A diverse crowd of girls and women – along with numerous men – filled a good portion of Niagara Square outside City Hall on Sunday afternoon before they marched through downtown Buffalo to call for stronger protections for abortion rights, the LGBTQ community, immigrants, the environment, prisoners, victims of sexual harassment and others.
"It's just important to protest, and be like, 'No, I'm going to stand up for my rights, and no one can take them away,' " said Carolyn Dokey, 14, a West Side resident who attended last year's march with her mother and this year's march with her father, Bill. She held a sign that read, "My Rights Are Not Up For Grabs. Neither Is My Body."
The protesters carried handmade signs with messages ranging from the defiant to the humorous, with many too vulgar for a family newspaper. A number of marchers wore the pink, knitted hats that came to symbolize the first Women's Marches, while one came as a head-to-toe Statue of Liberty.
"My hope is that it will make it abundantly clear to the current administration that what's going on now is not normal, and it is not OK," said Sherry Byrnes, who lives in North Buffalo and works for a human services organization. Byrnes, whose pink hat had "Resist" printed on it, lamented the president's judicial appointments.
An estimated 2,500 to 3,000 protesters attended the 2017 Buffalo rally held to coincide with the national Women's March in Washington, D.C. Buffalo police said about 4,500 people came out this year.
Tanya Loughead, chair of the gender justice task force for the Western New York Peace Center, told the marchers outside City Hall that they aren't content with simply seeking to return to the way things were one year ago. She said people want economic equality as well as justice for queer and transgender people, people of color and refugees.
"We want it all, and we're not settling for less," Loughead said to roars from the audience, who held up signs reading "I Love People from S---hole Countries" and "Elect a Clown, Expect a Circus."
Buffalo Mayor Byron W. Brown also spoke at the march.
"We will take our country back from hate," Brown said.
People who gathered at Niagara Square said they came because they wanted to send a message to the president and, in some cases, to daughters they brought along with them.
Dylyn Harrison of Niagara Falls and Anna Ross of North Buffalo carried signs with nearly the same message: "Grab Them By the Mid-Terms."
"We can't back down. We've got three more years of this," Harrison said, who is worried about health care and immigrants who were brought to this country as children.
Michelle Morales of South Buffalo brought her daughter, Ahnalya, who is 2 and wore a Minnie Mouse hat.
"We're making history right now, just being here.
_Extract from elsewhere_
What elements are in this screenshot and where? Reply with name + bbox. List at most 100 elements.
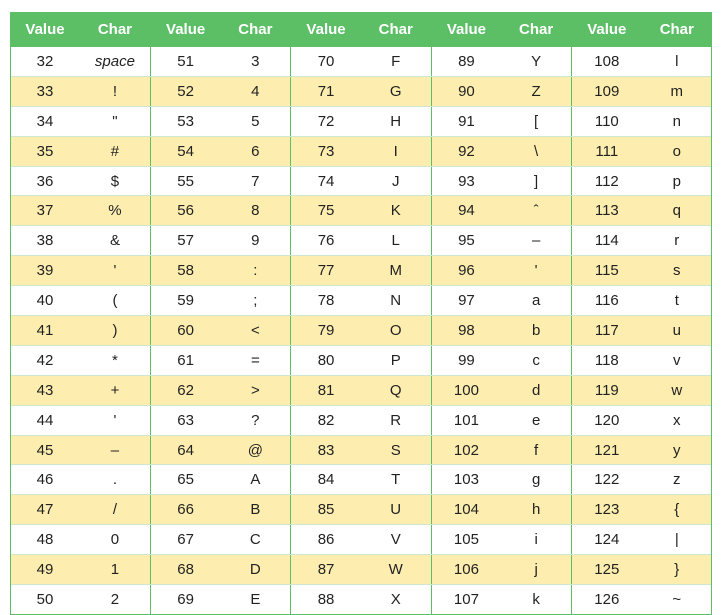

I wanted to expose my daughter to it," Morales said. "There's something very powerful and positive and enlightening."
Maya Fleissner, who is 6, came from Amherst with her mother, Katie. Maya held a sign that had the words "Girl Power" written on the universal sign for women.
"It means we have power," Maya said.
After some preliminary remarks and songs from the Women's Resistance Revival Chorus, the marchers set off. Buffalo police had blocked off the street around the McKinley Monument as well as portions of Delaware Avenue, Church Street and Main Street and the rest of the route of the march.
Dina Thompson, board president of the Erie County Restorative Justice Coalition, said she's concerned Americans are badly split on economic, social and racial lines.
"I believe we are more divided than we've ever been," the North Buffalo resident said.
The marchers periodically stopped to listen to speakers on various issues.
Karima Amin, founder and director of Prisoners Are People Too, stood on the steps of the Erie County Holding Center and blasted Erie County Sheriff Timothy B. Howard's oversight of the jail.
"The racism behind this wall has got to stop," Amin said, citing the inmate and prisoner deaths that have occurred during Howard's tenure. Protesters chanted, "Lock him up." Howard and his aides have defended the jail's operations.
As she marched, Jill Clause, a member of the Tuscarora Indian Nation who gave an opening address at Niagara Square, criticized Scott Pruitt, Trump's selection as head of the U.S. Environmental Protection Agency, as "a horrible choice to protect the earth."
Deb Seifert didn't have to say a word to send her message. She was dressed as the Statue of Liberty, with a torch, a crown and a plastic mask with a tear painted on it.
"I think there's been an assault on immigrants, an assault on women, and so this embodies both of those," said the West Side resident. "It's so much worse than I even imagined."